Há muitos anos atrás, uma amiga preciosa estava iniciando um namoro com um belo rapaz e, na paixão de início de namoro, ela buscava atender a todos os seus convites, afinal era uma forma de estarem juntos. Pois bem, esse rapaz era budista e frequentava a Daissen e a convidou para uma prática de zazen. Contudo, ela não tinha ideia do que seria esse tal de zazen, me convidou para ir junto, eu aceitei.
Ao me lembrar dá uma vontade de rir! Nos arrumamos toda, com sapato de salto, cabelo escovado, maquiagem e um monte de bijuterias e, fomos…
Chegando na Sangha, e… “Podem deixar os sapatos aqui”! Estranho isso! Não seria algo tipo uma festa? Foi a nossa comunicação visual.
Fomos convidadas a entrar no zendô. Lembro que tinha uma moça já em zazen e de fato achei esquisito. “Tudo bem, isso tudo é por minha amiga, deve ser uma coisa rápida”! Pensei. “Isso é um zafu e se senta assim.”. Foi então que a casa caiu… nós estávamos com umas calças vestidas à vácuo, imaginem o sofrimento de sentar! Mas, em seiza sob o zafu, deu para se ajeitar, ainda que desconfortavelmente.
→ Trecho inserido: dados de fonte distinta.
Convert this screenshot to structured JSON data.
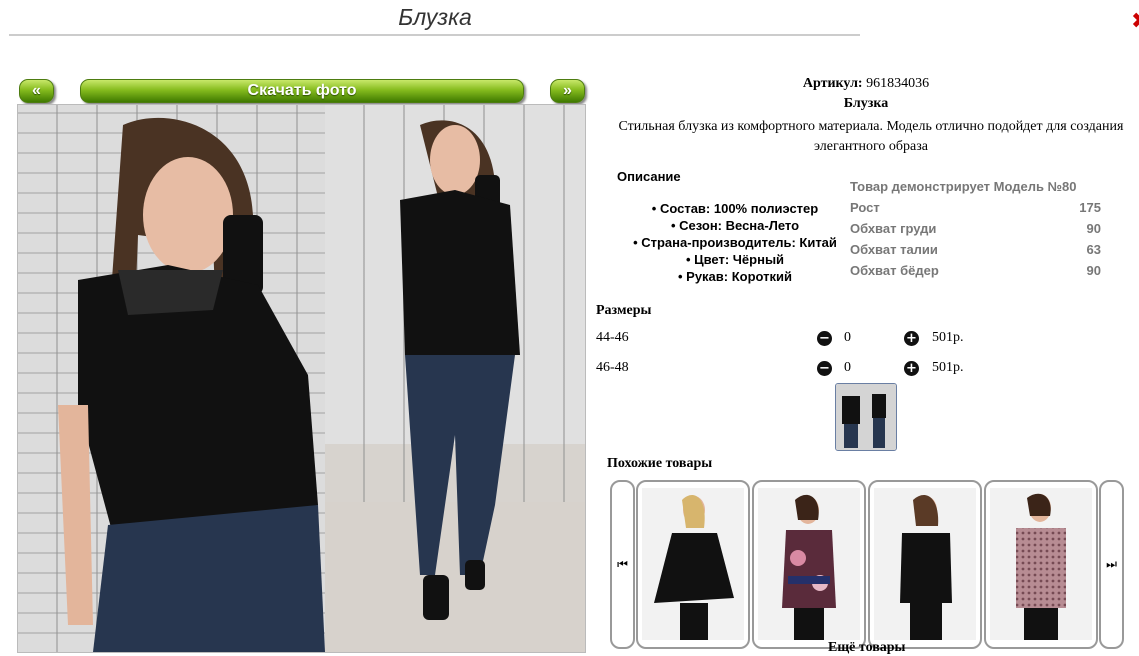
{
  "page": {
    "title": "Блузка",
    "close_symbol": "✖"
  },
  "gallery": {
    "prev_label": "«",
    "download_label": "Скачать фото",
    "next_label": "»"
  },
  "product": {
    "article_label": "Артикул:",
    "article_value": "961834036",
    "name": "Блузка",
    "description": "Стильная блузка из комфортного материала. Модель отлично подойдет для создания элегантного образа"
  },
  "details": {
    "heading": "Описание",
    "items": [
      "• Состав: 100% полиэстер",
      "• Сезон: Весна-Лето",
      "• Страна-производитель: Китай",
      "• Цвет: Чёрный",
      "• Рукав: Короткий"
    ]
  },
  "model": {
    "heading": "Товар демонстрирует Модель №80",
    "rows": [
      {
        "label": "Рост",
        "value": "175"
      },
      {
        "label": "Обхват груди",
        "value": "90"
      },
      {
        "label": "Обхват талии",
        "value": "63"
      },
      {
        "label": "Обхват бёдер",
        "value": "90"
      }
    ]
  },
  "sizes": {
    "heading": "Размеры",
    "rows": [
      {
        "size": "44-46",
        "qty": "0",
        "price": "501р."
      },
      {
        "size": "46-48",
        "qty": "0",
        "price": "501р."
      }
    ]
  },
  "similar": {
    "heading": "Похожие товары",
    "more_label": "Ещё товары"
  },
  "colors": {
    "button_green": "#86bc1e",
    "close_red": "#cc0000",
    "model_text": "#777777"
  }
}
Ele nos orientou e disse: “são 40 minutos nessa posição e tentem ficar presente no aqui”. Minha mente me informou: “40 minutos deve passa bem rapidinho, sentada eu posso ficar até o dia inteiro”. Inocente!
O mopan foi batido e o sino de início de zazen. Eu realmente não entendo porque achamos tão, mais tão engraçado esses sinos! Estávamos sentadas lado a lado, e nós olhávamos de canto de olho, uma mais roxa que a outro de tanto segurar a risada. Que vergonha!!!
Tocam o taiko, o mopan … recitações e, levantam-se todos. Não contamos até 1, e já nós direcionamos para a porta de saída, quando o Jisha, amorosamente, piedosamente nos mandou voltar e observar os demais. Isso que já tínhamos passado em frente ao Sensei, sem nenhuma preocupação.
Voltamos e aguardamos, agora bem envergonhadas. Naquele dia tinha cerimônia – Chôka. Quando começamos a ler aquele monte de letras que não tínhamos ideia do que ser referia, que idioma estava, novamente acesso de riso. Resumindo, poderia ter levado uns 10 pontos dentro da boca pelos cortes causado ao tentar não rir.
Acabou-se tudo, tomamos chá, ouvimos o Sensei, que entrou num ouvido e saiu pelo outro. Fomos embora, com nossos sapatos de salto alto direto para um bar, tomar uma cerveja. Era verão, calor, sede, nada na cabeça.
Minha mente por certo era um lodo, mas de alguma forma uma semente caiu lá dentro, naquele dia tão engraçado.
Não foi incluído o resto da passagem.